The car was already on automatic pilot as he shot out of the car park, piecing together the likely scenario in his mind: timed device almost certainly — cheap chain-store alarm clock — made in Hong Kong or Taiwan. That’s prophetic, he thought — identical ones would be waking a million people around the world and this one, attached to a battery, detonator and a lump of Semtex high explosive, had woken an entire city.

He took the roundabout at high speed, slackening off the throttle as the tyres protested. It must have been planted last evening, he mused, under the bed while I was in London — careless, I should have checked. But how did he get in? Slamming the car into fourth, he pictured it in his mind as he tore along the quiet street: a fairly ordinary looking workman in blue overalls carrying an official looking toolbox. “Come to check the plumbing in 203 — you got a leak apparently,” he says to the pretty Swedish receptionist who had charmed Bliss with her brilliant smile and oddball English.

“Oh. I have no understanding — I think maybe I should call to the manager?” she replies, reaching for the phone.

“Well I ain’t hanging around, girl,” he says, turning on his heals. “Maybe I should come back tomorrow when the place is flooded out — I can make more money that way.”

“No, please — it is alright, I am sure,” she pleads, handing over the keys — even placating him with the offer of a cup of tea or a miniature from the courtesy bar.

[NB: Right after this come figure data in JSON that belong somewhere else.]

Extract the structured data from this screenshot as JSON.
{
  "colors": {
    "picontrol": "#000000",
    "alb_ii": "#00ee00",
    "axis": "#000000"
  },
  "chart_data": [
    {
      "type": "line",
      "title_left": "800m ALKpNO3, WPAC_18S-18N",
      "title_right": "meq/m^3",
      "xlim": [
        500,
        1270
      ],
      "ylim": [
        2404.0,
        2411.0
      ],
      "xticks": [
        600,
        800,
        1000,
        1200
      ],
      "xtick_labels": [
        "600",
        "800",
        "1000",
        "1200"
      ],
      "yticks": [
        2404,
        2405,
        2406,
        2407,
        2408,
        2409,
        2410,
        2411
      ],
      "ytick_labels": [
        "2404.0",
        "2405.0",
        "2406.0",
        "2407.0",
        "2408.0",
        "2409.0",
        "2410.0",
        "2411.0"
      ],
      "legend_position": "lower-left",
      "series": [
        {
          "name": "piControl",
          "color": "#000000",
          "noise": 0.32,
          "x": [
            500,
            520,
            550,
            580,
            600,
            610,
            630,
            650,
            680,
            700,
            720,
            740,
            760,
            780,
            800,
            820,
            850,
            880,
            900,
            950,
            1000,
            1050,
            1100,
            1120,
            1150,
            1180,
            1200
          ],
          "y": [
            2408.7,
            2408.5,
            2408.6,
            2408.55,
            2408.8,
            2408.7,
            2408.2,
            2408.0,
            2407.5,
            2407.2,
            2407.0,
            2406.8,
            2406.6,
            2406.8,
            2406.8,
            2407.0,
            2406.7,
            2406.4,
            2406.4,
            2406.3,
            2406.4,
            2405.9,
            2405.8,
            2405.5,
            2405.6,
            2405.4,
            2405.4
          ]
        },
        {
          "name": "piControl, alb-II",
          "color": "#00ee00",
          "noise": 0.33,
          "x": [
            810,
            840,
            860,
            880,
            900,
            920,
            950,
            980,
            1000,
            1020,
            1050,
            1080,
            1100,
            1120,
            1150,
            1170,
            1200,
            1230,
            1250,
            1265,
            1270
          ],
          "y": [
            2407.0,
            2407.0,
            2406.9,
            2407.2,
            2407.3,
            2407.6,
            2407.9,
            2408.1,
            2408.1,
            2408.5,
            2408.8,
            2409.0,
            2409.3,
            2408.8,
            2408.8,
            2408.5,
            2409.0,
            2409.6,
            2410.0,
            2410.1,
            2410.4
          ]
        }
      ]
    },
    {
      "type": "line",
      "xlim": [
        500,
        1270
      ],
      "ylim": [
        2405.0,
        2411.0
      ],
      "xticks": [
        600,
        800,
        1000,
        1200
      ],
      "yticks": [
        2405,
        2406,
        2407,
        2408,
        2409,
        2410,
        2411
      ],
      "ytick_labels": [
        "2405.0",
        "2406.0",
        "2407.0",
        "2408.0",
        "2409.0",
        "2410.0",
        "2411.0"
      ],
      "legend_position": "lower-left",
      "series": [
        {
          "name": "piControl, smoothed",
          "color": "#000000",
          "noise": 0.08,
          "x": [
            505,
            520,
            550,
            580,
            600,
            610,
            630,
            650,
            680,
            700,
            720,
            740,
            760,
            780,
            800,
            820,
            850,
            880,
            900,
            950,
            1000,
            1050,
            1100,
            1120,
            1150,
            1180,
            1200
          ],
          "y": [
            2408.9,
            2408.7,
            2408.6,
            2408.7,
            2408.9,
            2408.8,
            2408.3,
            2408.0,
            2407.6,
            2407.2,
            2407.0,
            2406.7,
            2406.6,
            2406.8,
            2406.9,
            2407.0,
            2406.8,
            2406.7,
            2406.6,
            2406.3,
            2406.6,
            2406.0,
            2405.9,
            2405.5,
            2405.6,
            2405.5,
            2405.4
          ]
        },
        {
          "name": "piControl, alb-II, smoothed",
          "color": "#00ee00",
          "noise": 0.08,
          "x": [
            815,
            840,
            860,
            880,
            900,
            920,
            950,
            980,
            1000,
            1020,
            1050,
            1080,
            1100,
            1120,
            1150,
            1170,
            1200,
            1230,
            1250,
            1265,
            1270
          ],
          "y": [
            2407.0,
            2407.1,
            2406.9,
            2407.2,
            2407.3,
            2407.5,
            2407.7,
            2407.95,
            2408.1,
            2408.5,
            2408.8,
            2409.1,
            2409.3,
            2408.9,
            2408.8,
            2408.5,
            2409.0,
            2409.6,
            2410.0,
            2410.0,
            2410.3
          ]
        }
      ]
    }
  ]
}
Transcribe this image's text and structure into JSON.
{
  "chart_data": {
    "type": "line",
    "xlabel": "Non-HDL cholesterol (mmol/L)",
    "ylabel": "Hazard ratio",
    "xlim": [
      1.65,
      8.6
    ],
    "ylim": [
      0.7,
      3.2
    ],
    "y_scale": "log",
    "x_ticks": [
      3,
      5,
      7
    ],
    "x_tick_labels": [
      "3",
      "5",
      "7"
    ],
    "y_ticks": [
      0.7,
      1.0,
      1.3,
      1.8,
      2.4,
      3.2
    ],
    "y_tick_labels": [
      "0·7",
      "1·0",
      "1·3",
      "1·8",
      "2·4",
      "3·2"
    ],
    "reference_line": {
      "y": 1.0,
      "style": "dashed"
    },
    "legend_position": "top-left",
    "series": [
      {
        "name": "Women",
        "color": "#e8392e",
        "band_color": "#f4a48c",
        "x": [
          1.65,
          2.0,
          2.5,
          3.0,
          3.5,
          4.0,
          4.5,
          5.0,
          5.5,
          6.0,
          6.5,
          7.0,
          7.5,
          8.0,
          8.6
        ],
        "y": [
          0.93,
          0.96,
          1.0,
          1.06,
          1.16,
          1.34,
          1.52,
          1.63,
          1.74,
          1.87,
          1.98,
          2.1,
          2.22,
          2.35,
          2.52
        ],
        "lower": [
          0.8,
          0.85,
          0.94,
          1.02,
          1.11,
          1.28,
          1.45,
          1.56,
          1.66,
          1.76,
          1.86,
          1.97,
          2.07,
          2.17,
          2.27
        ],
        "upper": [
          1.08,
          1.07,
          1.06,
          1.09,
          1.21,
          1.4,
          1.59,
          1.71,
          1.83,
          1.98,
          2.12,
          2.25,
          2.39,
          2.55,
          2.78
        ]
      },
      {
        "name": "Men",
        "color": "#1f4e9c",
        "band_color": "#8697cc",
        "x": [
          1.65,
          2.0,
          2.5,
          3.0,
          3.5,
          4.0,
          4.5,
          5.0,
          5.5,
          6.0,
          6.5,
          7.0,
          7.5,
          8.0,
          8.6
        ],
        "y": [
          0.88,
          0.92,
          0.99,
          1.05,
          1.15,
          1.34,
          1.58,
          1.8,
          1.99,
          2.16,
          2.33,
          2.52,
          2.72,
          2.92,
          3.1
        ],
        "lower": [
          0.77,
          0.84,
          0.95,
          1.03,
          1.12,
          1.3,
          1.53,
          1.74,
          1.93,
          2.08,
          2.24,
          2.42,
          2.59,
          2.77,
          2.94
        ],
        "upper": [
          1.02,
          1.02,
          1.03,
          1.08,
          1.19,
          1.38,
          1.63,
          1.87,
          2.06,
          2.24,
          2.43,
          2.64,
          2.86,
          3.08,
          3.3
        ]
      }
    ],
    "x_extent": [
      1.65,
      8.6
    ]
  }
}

The High Street was blocked, jammed by the haphazardly abandoned emergency vehicles and the detritus of catastrophe. Bricks, tiles and baulks of timber carpeted the roadway. Broken glass had spewed everywhere, turning summer to winter as Bliss’s footsteps crunched through the glistening ice-like crystals. But he couldn’t hear — every burglar and fire alarm in the street was blaring; police, fire and ambulance. Sirens were still screaming in the distance, clearing a path through thin air as they raced through the deserted streets.

He ducked under the hastily strung fluorescent tape and stopped, perplexed. The Mitre Hotel seemed intact, normal even, apart from the snake of shell-shocked patrons streaming out of the door, clutching themselves in blankets and dressing gowns, and being hurried away by ambulance and fire officers. Still confused, he made straight for a fireman, his helmet and shoulders weighed down with gold stripes.